Conservative lawmakers and columnists have recently taken to blaming Obama for the rise of the leading Republican presidential candidate, arguing that the President’s partisanship has provoked an extreme response. In an op-ed for the Wall Street Journal last week, former Louisiana Gov. Bobby Jindal said Obama “created the very rancor he now rails against.”

“Mr. Obama likes to bemoan the increasing partisan divides across the country, as if he were merely a passive observer at best and a victim at worst. Uncharacteristically, the president is being too modest,” Jindal wrote. “There would be no Donald Trump, dominating the political scene today if it were not for President Obama.”

The left-leaning media watchdog Media Matters for America is keeping a running tally of all of the conservative voices holding Obama responsible for Trump’s success.

On Thursday, during a joint press conference with the Canadian Prime Minister Justin Trudeau, President Obama fired back on such claims.

“I have been blamed by Republicans for many things, but being blamed for their primaries and who they’re selecting for their party, uh, is novel,” Obama said.

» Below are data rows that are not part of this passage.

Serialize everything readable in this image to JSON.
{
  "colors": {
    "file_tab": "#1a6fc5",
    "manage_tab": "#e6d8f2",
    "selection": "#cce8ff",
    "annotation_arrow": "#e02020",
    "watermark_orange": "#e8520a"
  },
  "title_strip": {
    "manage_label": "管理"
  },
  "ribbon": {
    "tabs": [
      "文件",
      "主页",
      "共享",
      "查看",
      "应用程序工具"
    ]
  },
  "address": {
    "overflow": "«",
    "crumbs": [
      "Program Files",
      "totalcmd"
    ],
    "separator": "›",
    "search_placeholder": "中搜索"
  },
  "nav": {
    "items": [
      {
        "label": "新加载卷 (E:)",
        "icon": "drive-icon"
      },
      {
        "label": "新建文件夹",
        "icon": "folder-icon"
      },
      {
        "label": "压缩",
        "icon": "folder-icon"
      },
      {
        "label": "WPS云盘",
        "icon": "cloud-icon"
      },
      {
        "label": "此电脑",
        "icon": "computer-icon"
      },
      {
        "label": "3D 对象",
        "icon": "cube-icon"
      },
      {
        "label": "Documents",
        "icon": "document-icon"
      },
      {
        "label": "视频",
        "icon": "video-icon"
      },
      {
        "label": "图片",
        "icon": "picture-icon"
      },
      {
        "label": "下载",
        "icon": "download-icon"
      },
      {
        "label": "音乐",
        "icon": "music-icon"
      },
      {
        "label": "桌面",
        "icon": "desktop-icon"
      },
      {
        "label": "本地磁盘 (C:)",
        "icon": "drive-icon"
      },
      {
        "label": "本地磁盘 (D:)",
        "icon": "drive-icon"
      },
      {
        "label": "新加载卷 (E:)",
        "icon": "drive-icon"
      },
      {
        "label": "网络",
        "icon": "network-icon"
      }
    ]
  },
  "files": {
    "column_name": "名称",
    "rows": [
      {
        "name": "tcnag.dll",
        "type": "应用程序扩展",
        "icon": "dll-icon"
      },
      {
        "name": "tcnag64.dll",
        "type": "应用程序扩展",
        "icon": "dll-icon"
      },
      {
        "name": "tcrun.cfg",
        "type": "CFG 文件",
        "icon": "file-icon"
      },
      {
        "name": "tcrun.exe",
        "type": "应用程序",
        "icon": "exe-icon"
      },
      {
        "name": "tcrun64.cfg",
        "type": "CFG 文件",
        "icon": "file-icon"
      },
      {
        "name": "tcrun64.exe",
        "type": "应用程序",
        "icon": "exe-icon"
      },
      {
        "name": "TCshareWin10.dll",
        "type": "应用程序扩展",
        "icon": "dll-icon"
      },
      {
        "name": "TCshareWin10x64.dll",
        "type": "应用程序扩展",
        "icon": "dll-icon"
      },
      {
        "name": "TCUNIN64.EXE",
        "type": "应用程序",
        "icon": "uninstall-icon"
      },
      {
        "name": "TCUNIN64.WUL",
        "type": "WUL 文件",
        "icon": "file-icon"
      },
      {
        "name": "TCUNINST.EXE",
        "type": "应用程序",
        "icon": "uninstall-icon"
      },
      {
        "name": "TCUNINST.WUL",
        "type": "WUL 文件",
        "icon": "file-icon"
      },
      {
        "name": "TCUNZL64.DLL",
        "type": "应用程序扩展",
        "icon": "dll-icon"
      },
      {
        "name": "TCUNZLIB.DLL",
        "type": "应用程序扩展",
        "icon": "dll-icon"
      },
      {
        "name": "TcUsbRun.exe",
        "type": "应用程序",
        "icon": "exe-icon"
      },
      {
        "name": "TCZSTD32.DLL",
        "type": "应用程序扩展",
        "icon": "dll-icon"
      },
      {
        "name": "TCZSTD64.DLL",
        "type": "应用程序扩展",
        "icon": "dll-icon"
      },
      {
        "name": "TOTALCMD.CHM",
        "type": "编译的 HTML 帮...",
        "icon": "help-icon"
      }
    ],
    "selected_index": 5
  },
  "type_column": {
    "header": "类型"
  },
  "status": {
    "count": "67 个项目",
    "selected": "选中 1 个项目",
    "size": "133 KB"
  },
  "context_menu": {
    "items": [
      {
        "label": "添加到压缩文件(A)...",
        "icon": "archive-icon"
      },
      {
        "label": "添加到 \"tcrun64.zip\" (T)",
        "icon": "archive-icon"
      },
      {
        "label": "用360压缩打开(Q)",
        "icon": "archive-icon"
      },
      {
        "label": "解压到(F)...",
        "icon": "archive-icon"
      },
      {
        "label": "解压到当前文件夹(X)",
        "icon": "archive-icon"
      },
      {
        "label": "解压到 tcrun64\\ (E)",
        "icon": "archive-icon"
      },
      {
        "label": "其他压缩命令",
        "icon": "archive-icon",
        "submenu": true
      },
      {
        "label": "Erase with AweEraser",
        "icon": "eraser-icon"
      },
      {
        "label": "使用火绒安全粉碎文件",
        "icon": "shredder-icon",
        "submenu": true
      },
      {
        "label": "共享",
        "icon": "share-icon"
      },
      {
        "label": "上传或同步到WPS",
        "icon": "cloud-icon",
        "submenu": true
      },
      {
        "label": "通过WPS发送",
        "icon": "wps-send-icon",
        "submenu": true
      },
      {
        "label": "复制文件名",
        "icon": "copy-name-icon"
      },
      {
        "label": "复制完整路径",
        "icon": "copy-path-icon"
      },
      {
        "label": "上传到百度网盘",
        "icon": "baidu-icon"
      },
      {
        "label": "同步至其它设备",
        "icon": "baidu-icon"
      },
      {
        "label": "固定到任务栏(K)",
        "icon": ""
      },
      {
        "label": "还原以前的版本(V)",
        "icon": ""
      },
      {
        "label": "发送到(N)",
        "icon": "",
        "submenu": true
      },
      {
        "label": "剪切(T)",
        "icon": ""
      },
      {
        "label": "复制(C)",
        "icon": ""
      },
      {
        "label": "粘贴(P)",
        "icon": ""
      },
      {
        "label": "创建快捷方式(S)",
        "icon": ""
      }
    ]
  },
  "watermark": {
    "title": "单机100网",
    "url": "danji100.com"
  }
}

President Obama admitted, as he did in the 2016 State of the Union, that one of his regrets as president was his inability to bridge the partisan divide in politics, which has only grown during his two terms in office. “I do all kinds of soul searching in terms of—are there things I can do better to make sure that we’re unifying the country,” Obama said.

“What I’m not going to do is validate some notion that the Republican crackup that’s been taking place is a consequence of actions that I’ve taken,” he added.

Instead, the President blamed the Republican political elite and partisan media for stoking the flames of anger and discontent.

“Objectively, it’s fair to say that the Republican political elites and many of the information outlets…have been feeding the Republican base for the last 7 years a notion that everything I do is to be opposed. That cooperation or compromise somehow is a betrayal,” Obama said.

“The tone of that politics, which I certainly have not contributed to–I don’t think I was the one to prompt questions about my birth certificate, for example,” he continued. “What you’re seeing within the Republican party is to some degree all those efforts over a course of time creating an environment where someone like a Donald Trump can thrive.”

The President also called on Republicans who are “troubled” by Trump to think more on their own role in his candidacy.

“I think it’s very important for them to reflect on what it is about the politics they’ve engaged in that allows the circus we’ve been seeing to transpire and to do some introspection because ultimately I want an effective Republican party,” Obama said.